The reality of Washington’s power politics is that NASA’s budget is controlled by a small number of senior politicians who sit on the appropriations committees.

Any government policy that starts out by turning powerful senators and congressmen into bitter enemies is going to be exceptionally hard to carry out. For cosmically important issues involving national survival or economic doom, this might be acceptable if done personally by the president himself. Reagan’s March 1983 SDI (Star Wars) speech is a good example. NASA administrator Bolden’s February 1 budget announcement may go down in history as a textbook case of the wrong way to begin a dramatic and painful change in a government program.

The reality of Washington’s power politics is that NASA’s budget is controlled by a small number of senior politicians who sit on the appropriations committees and only occasionally listen to what their colleagues on the science committees have to say. Traditionally, critical decisions regarding NASA centers have been made by, or in cooperation with, the senior senator from the state involved. Killing Constellation, or attempting to do so, against the wishes of a senator such as Richard Shelby (R-AL) who not only sits on the appropriations committee, but may very well end up chairing it either in 2013 or maybe even 2011, is foolish in the extreme.

To make things worse Bolden and his team are proposing their changes in a way that directly challenges congressional prerogatives across the board, including its endorsement in previous authorization bills. To make matter worse they are ignoring the appropriations legislation signed last year by President Obama that forbids NASA from changing the Constellation program without congressional permission.

It might be a good idea for the reformers at NASA to consider a few lessons from the administration of Franklin Roosevelt, the most successful Democratic president in history. He did manage to make more than a few great changes, but he only moved when he had overwhelming popular and congressional support. In the months leading up to the Japanese attack on Pearl Harbor, he played his political cards masterfully, and never moved an inch further than the American people were ready to tolerate. When the crisis came he was able to rally the nation in a way that no recent president has done.

The next administration should have a civil space policy ready to go on the first day. This means that during the election the opposition candidate and his or her team should make an issue of the negative impacts that the Obama space policy has inflicted on this nation and should promise to reverse it on January 21st of 2013 or 2017. A drive to get America back to the Moon should be the political centerpiece of this aspect of the campaign. Trying to sell the Flexible Path idea of missions to the Lagrange points or asteroids as a substitute can be easily made to look ridiculous compared to the simple lunar landing objective. If the president or his supporters try to explain by saying, “Been there, done that,” the reply is easy: “We have said to the world, can’t go there, can’t do that.”

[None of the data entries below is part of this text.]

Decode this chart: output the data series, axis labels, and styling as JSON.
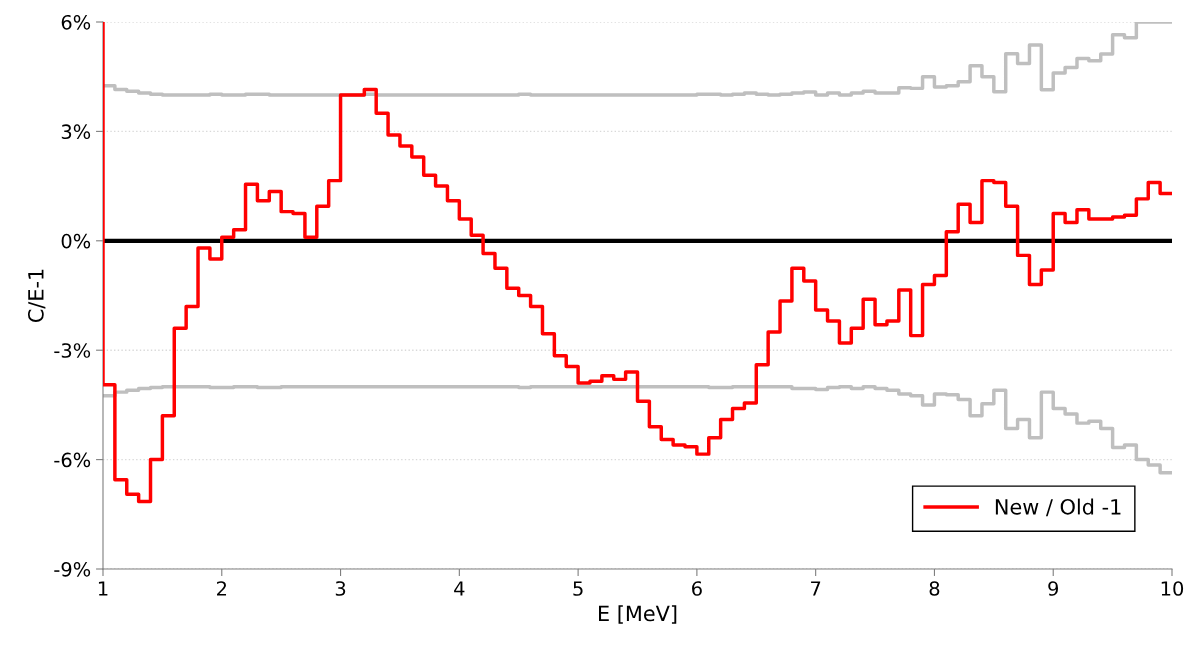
{
  "chart_data": {
    "type": "step",
    "xlabel": "E [MeV]",
    "ylabel": "C/E-1",
    "xlim": [
      1,
      10
    ],
    "xticks": [
      1,
      2,
      3,
      4,
      5,
      6,
      7,
      8,
      9,
      10
    ],
    "ylim": [
      -9,
      6
    ],
    "yticks": [
      {
        "value": -9,
        "label": "-9%"
      },
      {
        "value": -6,
        "label": "-6%"
      },
      {
        "value": -3,
        "label": "-3%"
      },
      {
        "value": 0,
        "label": "0%"
      },
      {
        "value": 3,
        "label": "3%"
      },
      {
        "value": 6,
        "label": "6%"
      }
    ],
    "grid": "y",
    "legend": "bottom right",
    "line_style": "solid",
    "marker": "none",
    "ref_lines": [
      {
        "axis": "y",
        "value": 0,
        "color": "#000000"
      }
    ],
    "x": [
      1.0,
      1.1,
      1.2,
      1.3,
      1.4,
      1.5,
      1.6,
      1.7,
      1.8,
      1.9,
      2.0,
      2.1,
      2.2,
      2.3,
      2.4,
      2.5,
      2.6,
      2.7,
      2.8,
      2.9,
      3.0,
      3.1,
      3.2,
      3.3,
      3.4,
      3.5,
      3.6,
      3.7,
      3.8,
      3.9,
      4.0,
      4.1,
      4.2,
      4.3,
      4.4,
      4.5,
      4.6,
      4.7,
      4.8,
      4.9,
      5.0,
      5.1,
      5.2,
      5.3,
      5.4,
      5.5,
      5.6,
      5.7,
      5.8,
      5.9,
      6.0,
      6.1,
      6.2,
      6.3,
      6.4,
      6.5,
      6.6,
      6.7,
      6.8,
      6.9,
      7.0,
      7.1,
      7.2,
      7.3,
      7.4,
      7.5,
      7.6,
      7.7,
      7.8,
      7.9,
      8.0,
      8.1,
      8.2,
      8.3,
      8.4,
      8.5,
      8.6,
      8.7,
      8.8,
      8.9,
      9.0,
      9.1,
      9.2,
      9.3,
      9.4,
      9.5,
      9.6,
      9.7,
      9.8,
      9.9,
      10.0
    ],
    "series": [
      {
        "color": "#bfbfbf",
        "values": [
          4.25,
          4.15,
          4.1,
          4.05,
          4.02,
          4.0,
          4.0,
          4.0,
          4.0,
          4.02,
          4.0,
          4.0,
          4.02,
          4.02,
          4.0,
          4.0,
          4.0,
          4.0,
          4.0,
          4.0,
          4.0,
          4.0,
          4.02,
          4.0,
          4.0,
          4.0,
          4.0,
          4.0,
          4.0,
          4.0,
          4.0,
          4.0,
          4.0,
          4.0,
          4.0,
          4.02,
          4.0,
          4.0,
          4.0,
          4.0,
          4.0,
          4.0,
          4.0,
          4.0,
          4.0,
          4.0,
          4.0,
          4.0,
          4.0,
          4.0,
          4.02,
          4.02,
          4.0,
          4.02,
          4.05,
          4.02,
          4.0,
          4.02,
          4.05,
          4.08,
          4.0,
          4.05,
          4.0,
          4.05,
          4.1,
          4.05,
          4.05,
          4.2,
          4.18,
          4.5,
          4.22,
          4.25,
          4.36,
          4.8,
          4.5,
          4.09,
          5.13,
          4.86,
          5.37,
          4.14,
          4.6,
          4.75,
          5.0,
          4.94,
          5.12,
          5.65,
          5.57,
          6.0,
          6.0,
          6.0,
          6.0
        ]
      },
      {
        "color": "#bfbfbf",
        "values": [
          -4.25,
          -4.15,
          -4.1,
          -4.05,
          -4.02,
          -4.0,
          -4.0,
          -4.0,
          -4.0,
          -4.02,
          -4.02,
          -4.0,
          -4.0,
          -4.02,
          -4.02,
          -4.0,
          -4.0,
          -4.0,
          -4.0,
          -4.0,
          -4.0,
          -4.0,
          -4.0,
          -4.0,
          -4.0,
          -4.0,
          -4.0,
          -4.0,
          -4.0,
          -4.0,
          -4.0,
          -4.0,
          -4.0,
          -4.0,
          -4.0,
          -4.02,
          -4.0,
          -4.0,
          -4.0,
          -4.0,
          -4.0,
          -4.0,
          -4.0,
          -4.0,
          -4.0,
          -4.0,
          -4.0,
          -4.0,
          -4.0,
          -4.0,
          -4.0,
          -4.02,
          -4.02,
          -4.0,
          -4.0,
          -4.0,
          -4.0,
          -4.0,
          -4.05,
          -4.05,
          -4.08,
          -4.02,
          -4.0,
          -4.05,
          -4.0,
          -4.05,
          -4.1,
          -4.2,
          -4.25,
          -4.5,
          -4.2,
          -4.22,
          -4.35,
          -4.8,
          -4.47,
          -4.1,
          -5.15,
          -4.9,
          -5.4,
          -4.15,
          -4.6,
          -4.75,
          -5.0,
          -4.95,
          -5.15,
          -5.67,
          -5.6,
          -6.0,
          -6.15,
          -6.36,
          -6.36
        ]
      },
      {
        "name": "New / Old -1",
        "color": "#ff0000",
        "x": [
          1.0,
          1.0,
          1.1,
          1.2,
          1.3,
          1.4,
          1.5,
          1.6,
          1.7,
          1.8,
          1.9,
          2.0,
          2.1,
          2.2,
          2.3,
          2.4,
          2.5,
          2.6,
          2.7,
          2.8,
          2.9,
          3.0,
          3.1,
          3.2,
          3.3,
          3.4,
          3.5,
          3.6,
          3.7,
          3.8,
          3.9,
          4.0,
          4.1,
          4.2,
          4.3,
          4.4,
          4.5,
          4.6,
          4.7,
          4.8,
          4.9,
          5.0,
          5.1,
          5.2,
          5.3,
          5.4,
          5.5,
          5.6,
          5.7,
          5.8,
          5.9,
          6.0,
          6.1,
          6.2,
          6.3,
          6.4,
          6.5,
          6.6,
          6.7,
          6.8,
          6.9,
          7.0,
          7.1,
          7.2,
          7.3,
          7.4,
          7.5,
          7.6,
          7.7,
          7.8,
          7.9,
          8.0,
          8.1,
          8.2,
          8.3,
          8.4,
          8.5,
          8.6,
          8.7,
          8.8,
          8.9,
          9.0,
          9.1,
          9.2,
          9.3,
          9.4,
          9.5,
          9.6,
          9.7,
          9.8,
          9.9,
          10.0
        ],
        "values": [
          6.0,
          -3.95,
          -6.55,
          -6.95,
          -7.15,
          -6.0,
          -4.8,
          -2.4,
          -1.8,
          -0.2,
          -0.5,
          0.1,
          0.3,
          1.55,
          1.1,
          1.35,
          0.8,
          0.75,
          0.1,
          0.95,
          1.65,
          4.0,
          4.0,
          4.15,
          3.5,
          2.9,
          2.6,
          2.3,
          1.8,
          1.5,
          1.1,
          0.6,
          0.15,
          -0.35,
          -0.75,
          -1.3,
          -1.5,
          -1.8,
          -2.55,
          -3.15,
          -3.45,
          -3.9,
          -3.85,
          -3.7,
          -3.8,
          -3.6,
          -4.4,
          -5.1,
          -5.45,
          -5.6,
          -5.65,
          -5.85,
          -5.4,
          -4.9,
          -4.6,
          -4.45,
          -3.4,
          -2.5,
          -1.65,
          -0.75,
          -1.1,
          -1.9,
          -2.2,
          -2.8,
          -2.4,
          -1.6,
          -2.3,
          -2.2,
          -1.35,
          -2.6,
          -1.2,
          -0.95,
          0.25,
          1.0,
          0.5,
          1.65,
          1.6,
          0.95,
          -0.4,
          -1.2,
          -0.8,
          0.75,
          0.5,
          0.85,
          0.6,
          0.6,
          0.65,
          0.7,
          1.15,
          1.6,
          1.3,
          1.3
        ]
      }
    ]
  }
}
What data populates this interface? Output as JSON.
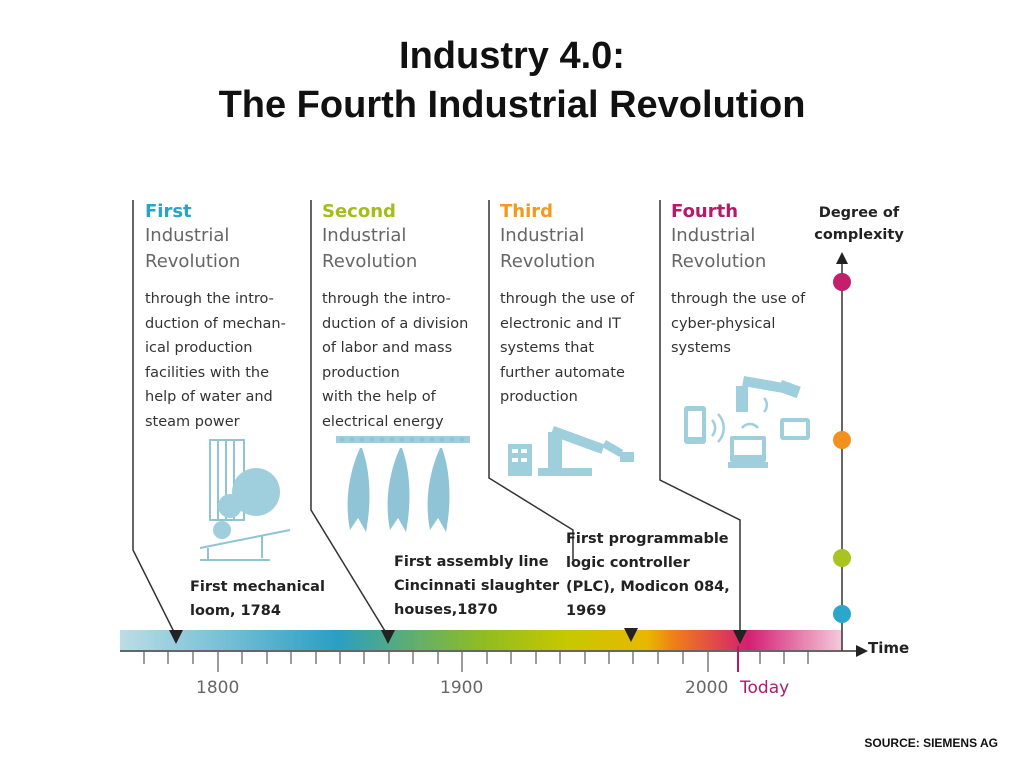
{
  "title": {
    "line1": "Industry 4.0:",
    "line2": "The Fourth Industrial Revolution"
  },
  "revolutions": [
    {
      "ordinal": "First",
      "label_line1": "Industrial",
      "label_line2": "Revolution",
      "description": [
        "through the intro-",
        "duction of mechan-",
        "ical production",
        "facilities with the",
        "help of water and",
        "steam power"
      ],
      "color": "#2aa3c9"
    },
    {
      "ordinal": "Second",
      "label_line1": "Industrial",
      "label_line2": "Revolution",
      "description": [
        "through the intro-",
        "duction of a division",
        "of labor and mass",
        "production",
        "with the help of",
        "electrical energy"
      ],
      "color": "#a4bd18"
    },
    {
      "ordinal": "Third",
      "label_line1": "Industrial",
      "label_line2": "Revolution",
      "description": [
        "through the use of",
        "electronic and IT",
        "systems that",
        "further automate",
        "production"
      ],
      "color": "#f19a1f"
    },
    {
      "ordinal": "Fourth",
      "label_line1": "Industrial",
      "label_line2": "Revolution",
      "description": [
        "through the use of",
        "cyber-physical",
        "systems"
      ],
      "color": "#b5196a"
    }
  ],
  "milestones": [
    {
      "lines": [
        "First mechanical",
        "loom, 1784"
      ]
    },
    {
      "lines": [
        "First assembly line",
        "Cincinnati slaughter",
        "houses,1870"
      ]
    },
    {
      "lines": [
        "First programmable",
        "logic controller",
        "(PLC), Modicon 084,",
        "1969"
      ]
    }
  ],
  "complexity_axis": {
    "label_line1": "Degree of",
    "label_line2": "complexity"
  },
  "timeline": {
    "axis_label": "Time",
    "ticks": [
      "1800",
      "1900",
      "2000"
    ],
    "today_label": "Today",
    "today_color": "#b5196a"
  },
  "source": "SOURCE: SIEMENS AG"
}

The technology involved in the Constellation program was unexciting, but it was robust and reliable. Mike Griffin may have been a Hyman Rickover-type character, but he was getting the job done within the limits of the funds available. He concentrated on the Ares 1 and the Orion because they were what was needed first, also he knew that if NASA got the design of those two systems right, they rest of the systems, most notably the Ares 5, would be based on solid foundations. It remains to be seen if agency’s current leaders can come up with a better base on which to build their heavy-lift vehicle.

In 2004 the Aldridge Commission proposed that the US exploration program be based on the principle “Go as you pay.” Today we are facing the danger of years—maybe decades—of “Pay and go nowhere.”